What challenges do schools face today because their education tools don’t share a data standard?

Right now, if you go to an SEA—state educational agency—or a local educational agency, or an individual school, they will have a student information system, an assessment system, a content management system, a learning management system.

We’ve seen entities have up to eight different data sources, and with that they have eight different data silos. They can’t talk to one another. So, it’s very hard for a teacher, educator, or an administrator to get a very comprehensive view of the teacher, the environment, or a cohort of students. And it makes it very hard for data-driven education.

It’s very cumbersome for a teacher to aggregate all these different data sources that have different naming conventions, different standards, and so forth, and put it into one spot, one dashboard—to take a look and say, “here are my problem areas.” If I have to log in to seven different systems, for example, it makes it very difficult for me to get that comprehensive picture.

Tell me about the benefits a data-standard can bring to the classroom?

If all these systems have the same data standard, all systems can now talk to one another and the teacher can get all that information onto one dashboard, one report—or multiple reports. But the naming conventions, the relations, are connected and allow for data-driven decisions. Right?

And the reason why this is obviously very important is because now we know how an individual student is learning, how maybe a cohort of students is learning. And now, as a teacher, I know how to allocate resources or how to calibrate my teaching method.
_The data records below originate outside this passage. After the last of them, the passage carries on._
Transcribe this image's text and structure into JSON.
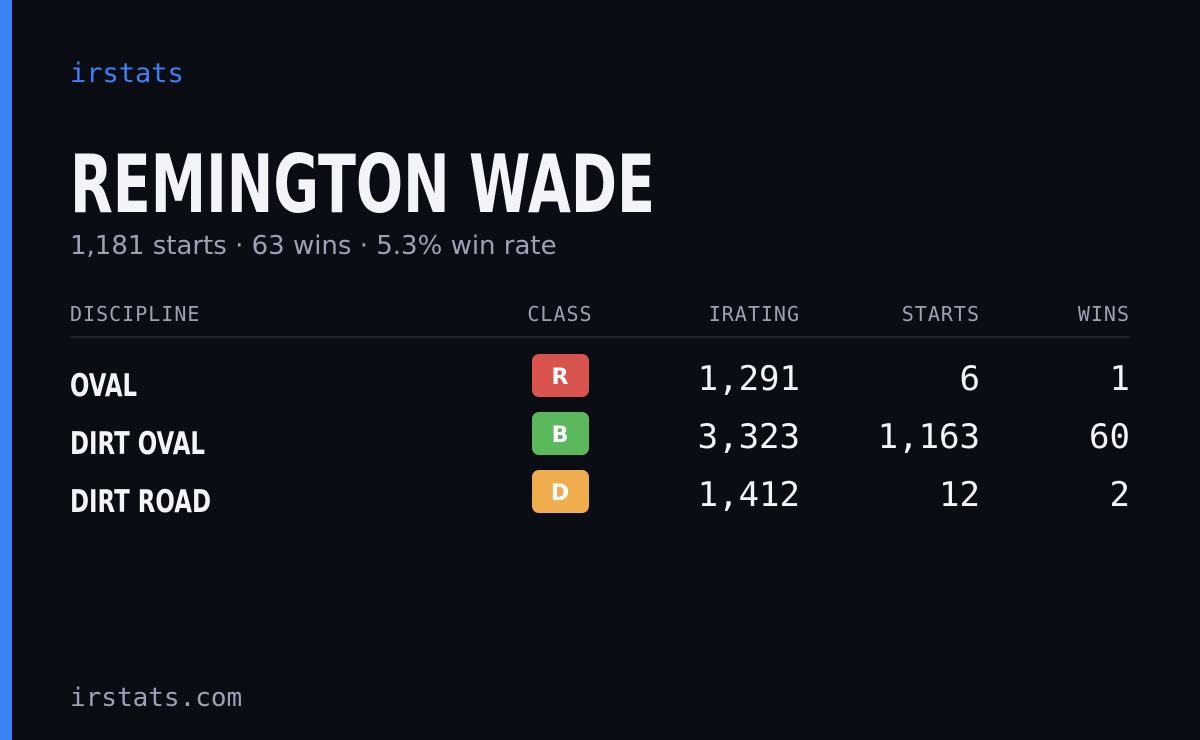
{
  "brand": "irstats",
  "driver": {
    "name": "REMINGTON WADE",
    "summary": "1,181 starts · 63 wins · 5.3% win rate"
  },
  "table": {
    "headers": [
      "DISCIPLINE",
      "CLASS",
      "IRATING",
      "STARTS",
      "WINS"
    ],
    "rows": [
      {
        "discipline": "OVAL",
        "class": "R",
        "class_color": "#d9534f",
        "irating": "1,291",
        "starts": "6",
        "wins": "1"
      },
      {
        "discipline": "DIRT OVAL",
        "class": "B",
        "class_color": "#5cb85c",
        "irating": "3,323",
        "starts": "1,163",
        "wins": "60"
      },
      {
        "discipline": "DIRT ROAD",
        "class": "D",
        "class_color": "#f0ad4e",
        "irating": "1,412",
        "starts": "12",
        "wins": "2"
      }
    ]
  },
  "footer": "irstats.com"
}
Right now, here in New Mexico, they don’t have that capability. It’s very hard to preach data-driven education when data-driven education is unobtainable for most schools or LEAs or SEAs because they don’t have one coherent, cohesive data standard. That’s why one data standard will help individual teachers to make these decisions—right out of the gate.

How do you propose to solve the problem?

I’m in the trenches, meeting with schools and superintendents, and I see what they struggle with. A national data standard is absolutely key.

With one unified data model, you have the capacity and the capability of looking at a very holistic picture of how a student is doing, how a student is learning, and therefore we can actually address big problems. If it’s one data standard, you have a lot more freedom. And vendors can’t lock up their system anymore.

I believe very strongly in open-source technology. “Open source” means no more licensing for products. A district will spend millions of dollars in software that has a license attached. A very large percentage is just going to that license. Again, I find that’s very hard to sustain.

Take New Mexico as an example. New Mexico is plagued by budget cuts and it’s very hard for these schools—or the state, itself—to pay for these licenses. Then all of a sudden, you have this moment of Sophie’s Choice: “What do I cut here? But I need all of them.” It’s not sustainable.

What advice can you offer education leaders hoping to adopt a data standard for their education tools?

My recommendation, always will be to reach out to the Ed-Fi Alliance directly. They have a very strong voice in helping districts communicate with their vendors. Big vendors are big companies. A small, local educational agency might not have the muscle to talk to their vendors like New York City Public Schools or Clark County School District do. These districts have a stronger voice than the tribal school I just visited in New Mexico with 240 kids.

I think, as a struggling school district or a school district that is ready for innovation but doesn’t really know how to approach it, Ed-Fi Alliance is the biggest resource you can have.